A, ao conceder tanto tempo de ataque ao adversário, a probabilidade de sofrer gols naturalmente aumenta. Os jogadores da linha de frente não conseguiram realizar uma defesa que limitasse os pontos de recuperação da bola nem uma jogada para recuperá-la completamente. Talvez o número de jogadores na defesa estivesse completo, mas, como resultado, permitimos o gol. A defesa coordenada nessas situações é um desafio.

Q, o primeiro gol foi o primeiro da temporada para o jogador Nakagawa.
A, foi um gol originado de uma boa jogada de Kota TAWARATSUMIDA. Houve também uma parte de sorte, pois a bola cruzada veio até mim, mas acredito que foi bom conseguir transformar essa chance em gol, incluindo algo como sorte. No entanto, depois disso, não conseguimos manter a posse de bola e, como resultado, não conseguimos garantir a vitória. Só podemos aprender com jogos como este.

Q, onde está o fator que permitiu ao adversário tomar a iniciativa?
A, como foi um jogo espelho, o adversário marcou quase homem a homem. No final, fomos derrotados pela habilidade do adversário e pelos movimentos que criavam desajustes. Como mencionei antes, o número de jogadores estava completo, mas no jogo de hoje houve longos períodos em que estávamos apenas "presentes". A diferença na capacidade de recuperar a bola acabou aparecendo.


<Kei KOIZUMI>

Q, foi um resultado frustrante.
A, muitos membros e funcionários estão conosco desde a temporada passada, e naquela época também tivemos um período sem vitórias, mas todos nós lutamos muito até conseguirmos vencer. Ao longo do ano, acredito que há momentos bons e ruins. Até agora, após 10 jogos, só conseguimos 2 vitórias, e acredito que podemos fazer mais, precisamos fazer mais e devemos estar plenamente conscientes da gravidade da situação. Não devemos pensar que são apenas 10 jogos; em cada partida à nossa frente, cada um deve se esforçar para chegar um passo mais perto ou ser um passo mais rápido que o adversário, e quero que nos concentremos firmemente nesse passo.

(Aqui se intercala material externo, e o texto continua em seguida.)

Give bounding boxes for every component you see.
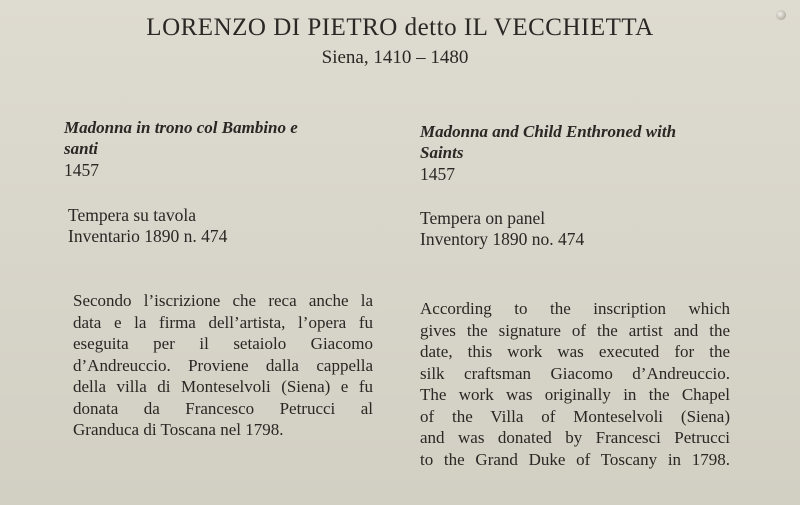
english-desc-line: gives the signature of the artist and the: [420, 320, 730, 340]
italian-desc-line: d’Andreuccio. Proviene dalla cappella: [73, 355, 373, 375]
artist-name: LORENZO DI PIETRO detto IL VECCHIETTA: [146, 14, 654, 41]
italian-description: [73, 290, 373, 441]
english-desc-line: date, this work was executed for the: [420, 342, 730, 361]
italian-title-line: santi: [64, 139, 99, 158]
italian-medium-block: [64, 205, 364, 247]
italian-work-title: [64, 117, 364, 159]
english-title-line: Saints: [420, 143, 464, 162]
italian-desc-line: data e la firma dell’artista, l’opera fu: [73, 312, 373, 332]
italian-column: [64, 117, 364, 247]
artist-place-dates: Siena, 1410 – 1480: [321, 47, 469, 68]
english-year: 1457: [420, 164, 455, 184]
english-column: [420, 121, 750, 250]
italian-desc-line: donata da Francesco Petrucci al: [73, 398, 373, 418]
english-work-title: [420, 121, 750, 163]
english-description: [420, 298, 730, 470]
italian-inventory: Inventario 1890 n. 474: [68, 226, 228, 246]
italian-desc-line: eseguita per il setaiolo Giacomo: [73, 334, 373, 353]
italian-desc-line: Secondo l’iscrizione che reca anche la: [73, 291, 373, 310]
italian-medium: Tempera su tavola: [68, 205, 197, 225]
italian-desc-line: della villa di Monteselvoli (Siena) e fu: [73, 377, 373, 396]
english-title-line: Madonna and Child Enthroned with: [420, 122, 677, 141]
english-desc-line: and was donated by Francesci Petrucci: [420, 428, 730, 447]
english-inventory: Inventory 1890 no. 474: [420, 229, 585, 249]
english-desc-line: to the Grand Duke of Toscany in 1798.: [420, 449, 730, 469]
english-desc-line: of the Villa of Monteselvoli (Siena): [420, 406, 730, 426]
english-medium: Tempera on panel: [420, 208, 546, 228]
italian-title-line: Madonna in trono col Bambino e: [64, 118, 298, 137]
italian-year: 1457: [64, 160, 99, 180]
english-desc-line: silk craftsman Giacomo d’Andreuccio.: [420, 363, 730, 383]
italian-desc-line: Granduca di Toscana nel 1798.: [73, 420, 284, 439]
english-desc-line: According to the inscription which: [420, 299, 730, 318]
english-medium-block: [420, 208, 750, 250]
english-desc-line: The work was originally in the Chapel: [420, 385, 730, 404]
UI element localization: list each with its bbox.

Q, acredito que a saúde mental também seja importante em períodos difíceis como este. Como capitão, em que pontos você foca para transmitir isso ao time?
A, em períodos sem vitórias, há várias vozes externas, e também muitas coisas nas redes sociais, o que considero natural. No entanto, acredito que a voz mais importante é a do próprio time. Aceitar as vozes externas como avaliações e encarar a realidade é algo comum neste mundo, e é natural ser criticado enquanto os resultados não aparecem. Mas, ainda assim, quero valorizar acima de tudo a voz dentro do time. Quero que os jogadores que estão dentro do time e o próprio time se mantenham firmes para não desmoronar.

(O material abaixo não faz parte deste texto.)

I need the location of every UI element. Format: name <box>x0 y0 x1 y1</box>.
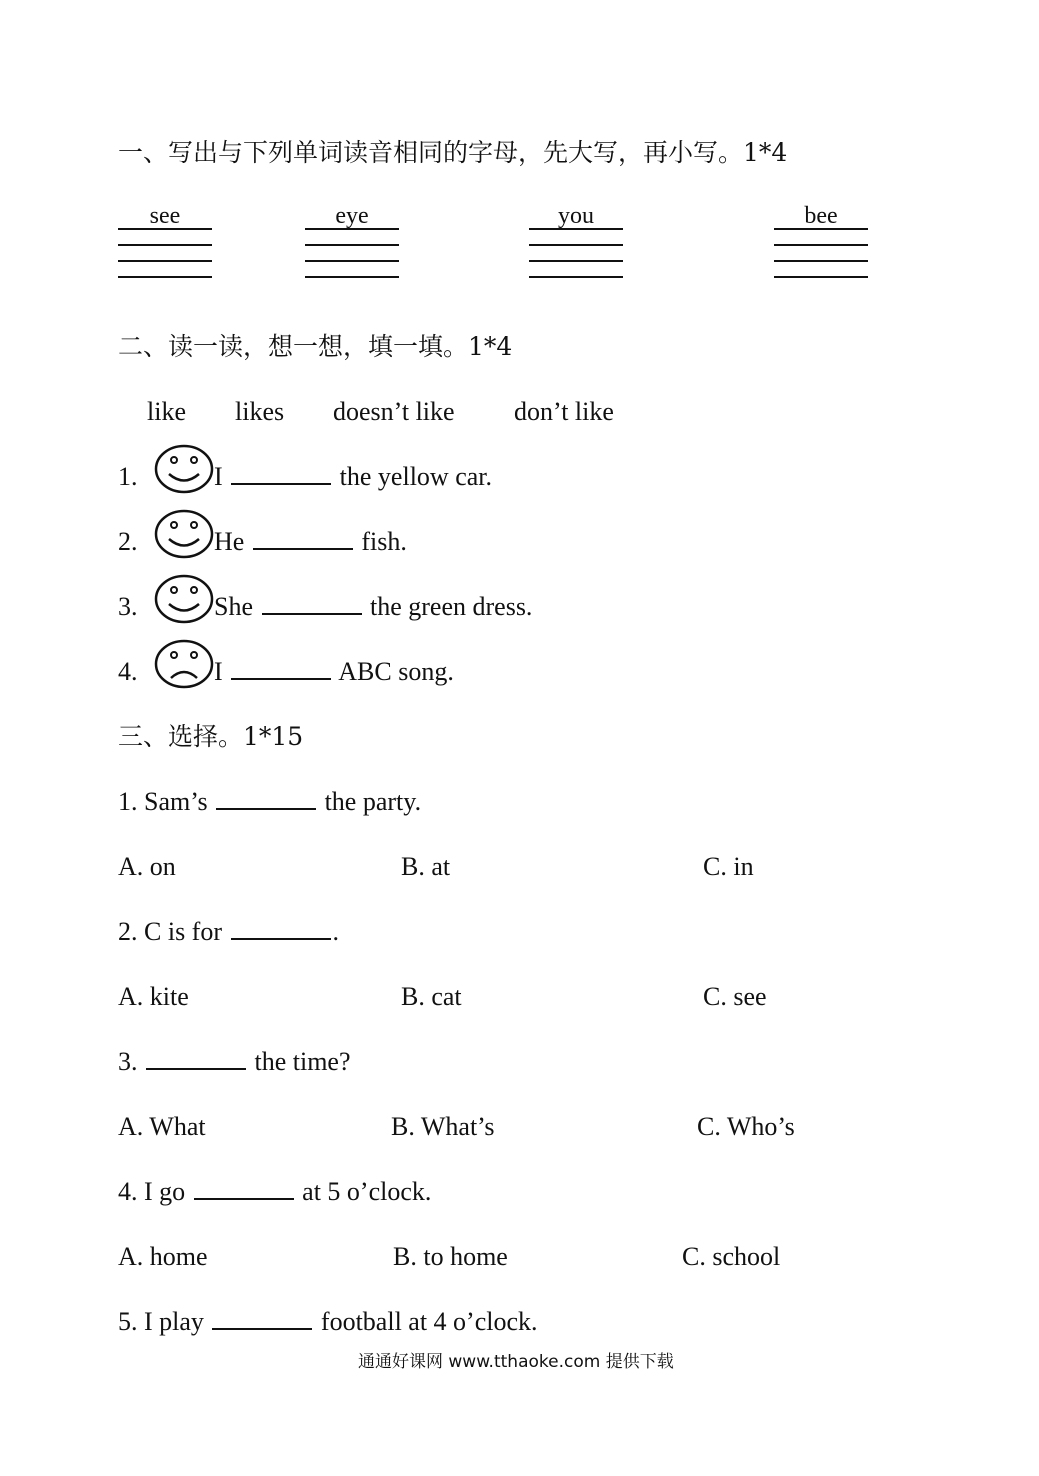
letter-box-see[interactable] <box>118 204 212 292</box>
happy-face-icon <box>153 508 215 560</box>
sentence-4: I ABC song. <box>214 657 454 686</box>
answer-blank[interactable] <box>231 918 331 940</box>
option-b[interactable]: B. cat <box>401 982 462 1011</box>
word-eye: eye <box>335 203 369 229</box>
answer-blank[interactable] <box>194 1178 294 1200</box>
word-bank-doesnt-like: doesn’t like <box>333 397 455 426</box>
word-bank-like: like <box>147 397 186 426</box>
item-number: 2. <box>118 527 138 556</box>
letter-box-you[interactable] <box>529 204 623 292</box>
happy-face-icon <box>153 573 215 625</box>
option-c[interactable]: C. see <box>703 982 767 1011</box>
answer-blank[interactable] <box>216 788 316 810</box>
option-a[interactable]: A. home <box>118 1242 208 1271</box>
answer-blank[interactable] <box>231 463 331 485</box>
word-bank-dont-like: don’t like <box>514 397 614 426</box>
item-number: 4. <box>118 657 138 686</box>
happy-face-icon <box>153 443 215 495</box>
option-b[interactable]: B. to home <box>393 1242 508 1271</box>
answer-blank[interactable] <box>262 593 362 615</box>
sentence-1: I the yellow car. <box>214 462 493 491</box>
word-bank-likes: likes <box>235 397 285 426</box>
question-2: 2. C is for . <box>118 917 339 946</box>
sentence-2: He fish. <box>214 527 407 556</box>
option-c[interactable]: C. Who’s <box>697 1112 795 1141</box>
answer-blank[interactable] <box>146 1048 246 1070</box>
sentence-3: She the green dress. <box>214 592 533 621</box>
word-see: see <box>149 203 181 229</box>
word-you: you <box>558 203 594 229</box>
answer-blank[interactable] <box>212 1308 312 1330</box>
answer-blank[interactable] <box>253 528 353 550</box>
answer-blank[interactable] <box>231 658 331 680</box>
question-1: 1. Sam’s the party. <box>118 787 422 816</box>
item-number: 1. <box>118 462 138 491</box>
section1-heading: 一、写出与下列单词读音相同的字母，先大写，再小写。1*4 <box>118 138 788 167</box>
question-4: 4. I go at 5 o’clock. <box>118 1177 432 1206</box>
letter-box-eye[interactable] <box>305 204 399 292</box>
question-3: 3. the time? <box>118 1047 351 1076</box>
question-5: 5. I play football at 4 o’clock. <box>118 1307 538 1336</box>
option-c[interactable]: C. in <box>703 852 754 881</box>
option-a[interactable]: A. kite <box>118 982 189 1011</box>
item-number: 3. <box>118 592 138 621</box>
option-b[interactable]: B. at <box>401 852 451 881</box>
section2-heading: 二、读一读，想一想，填一填。1*4 <box>118 332 513 361</box>
word-bee: bee <box>804 203 838 229</box>
option-a[interactable]: A. on <box>118 852 176 881</box>
letter-box-bee[interactable] <box>774 204 868 292</box>
option-c[interactable]: C. school <box>682 1242 781 1271</box>
sad-face-icon <box>153 638 215 690</box>
footer-source: 通通好课网 www.tthaoke.com 提供下载 <box>358 1352 674 1372</box>
option-a[interactable]: A. What <box>118 1112 206 1141</box>
option-b[interactable]: B. What’s <box>391 1112 495 1141</box>
section3-heading: 三、选择。1*15 <box>118 722 304 751</box>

Q, você sente alguma resposta durante a partida?
A, em relação ao jogo de hoje, existe a ideia de que, enquanto tivermos a bola, não sofreremos gols, mas é natural que, com tanta pressão do adversário, as chances de perigo aumentem, e eu queria ter corrigido isso com uma vitória. De qualquer forma, precisamos vencer mesmo nessas situações, e quando decidimos chutar por trás da linha defensiva do adversário, o goleiro deles errou, por exemplo; precisamos chutar mais nos pontos incômodos para o adversário e elevar a qualidade de cada jogada. Além disso, falando de algo realmente fundamental, não podemos vencer sem lutar mais do que o adversário. Precisamos melhorar essa qualidade e quero me dedicar a isso.

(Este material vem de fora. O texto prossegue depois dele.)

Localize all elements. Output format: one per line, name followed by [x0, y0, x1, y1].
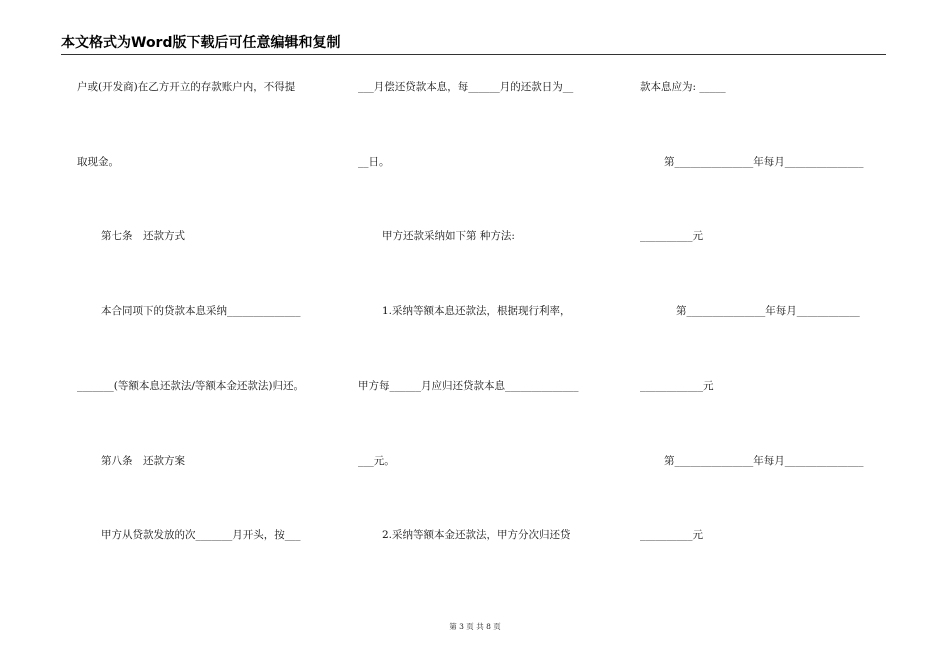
- right-line-5: ____________元: [640, 380, 714, 392]
- right-line-4: 第_______________年每月____________: [676, 305, 860, 317]
- left-line-5: _______(等额本息还款法/等额本金还款法)归还。: [77, 380, 304, 392]
- middle-line-5: 甲方每______月应归还贷款本息______________: [358, 380, 579, 392]
- left-line-3: 第七条 还款方式: [101, 230, 185, 242]
- left-line-6: 第八条 还款方案: [101, 455, 185, 467]
- right-line-3: __________元: [640, 230, 703, 242]
- middle-line-6: ___元。: [358, 455, 395, 467]
- left-line-4: 本合同项下的贷款本息采纳______________: [101, 305, 301, 317]
- right-line-2: 第_______________年每月_______________: [664, 156, 864, 168]
- right-line-1: 款本息应为: _____: [640, 81, 726, 93]
- left-line-2: 取现金。: [77, 156, 119, 168]
- middle-line-3: 甲方还款采纳如下第 种方法:: [382, 230, 515, 242]
- document-header: [61, 34, 886, 55]
- page-footer: 第 3 页 共 8 页: [449, 622, 501, 631]
- left-line-7: 甲方从贷款发放的次_______月开头，按___: [101, 529, 301, 541]
- middle-line-4: 1.采纳等额本息还款法，根据现行利率，: [382, 305, 571, 317]
- right-line-6: 第_______________年每月_______________: [664, 455, 864, 467]
- middle-line-2: __日。: [358, 156, 390, 168]
- middle-line-1: ___月偿还贷款本息，每______月的还款日为__: [358, 81, 574, 93]
- left-line-1: 户或(开发商)在乙方开立的存款账户内，不得提: [77, 81, 296, 93]
- header-title: 本文格式为Word版下载后可任意编辑和复制: [61, 35, 341, 51]
- right-line-7: __________元: [640, 529, 703, 541]
- middle-line-7: 2.采纳等额本金还款法，甲方分次归还贷: [382, 529, 571, 541]
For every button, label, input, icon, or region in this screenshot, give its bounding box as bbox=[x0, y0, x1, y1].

Q, incluindo a parte de "lutar", acredito que Kei KOIZUMI também lidera a equipe. Como você pretende encarar a próxima partida?
A, o mais importante é vencer de qualquer maneira, e acredito que devo me tornar um jogador capaz de levar o time à vitória. Seja no ataque ou na defesa, precisamos obter resultados, então quero garantir a vitória na próxima partida da Copa Levain contra o RB Omiya Ardija, ganhar impulso e conectar isso ao campeonato da liga.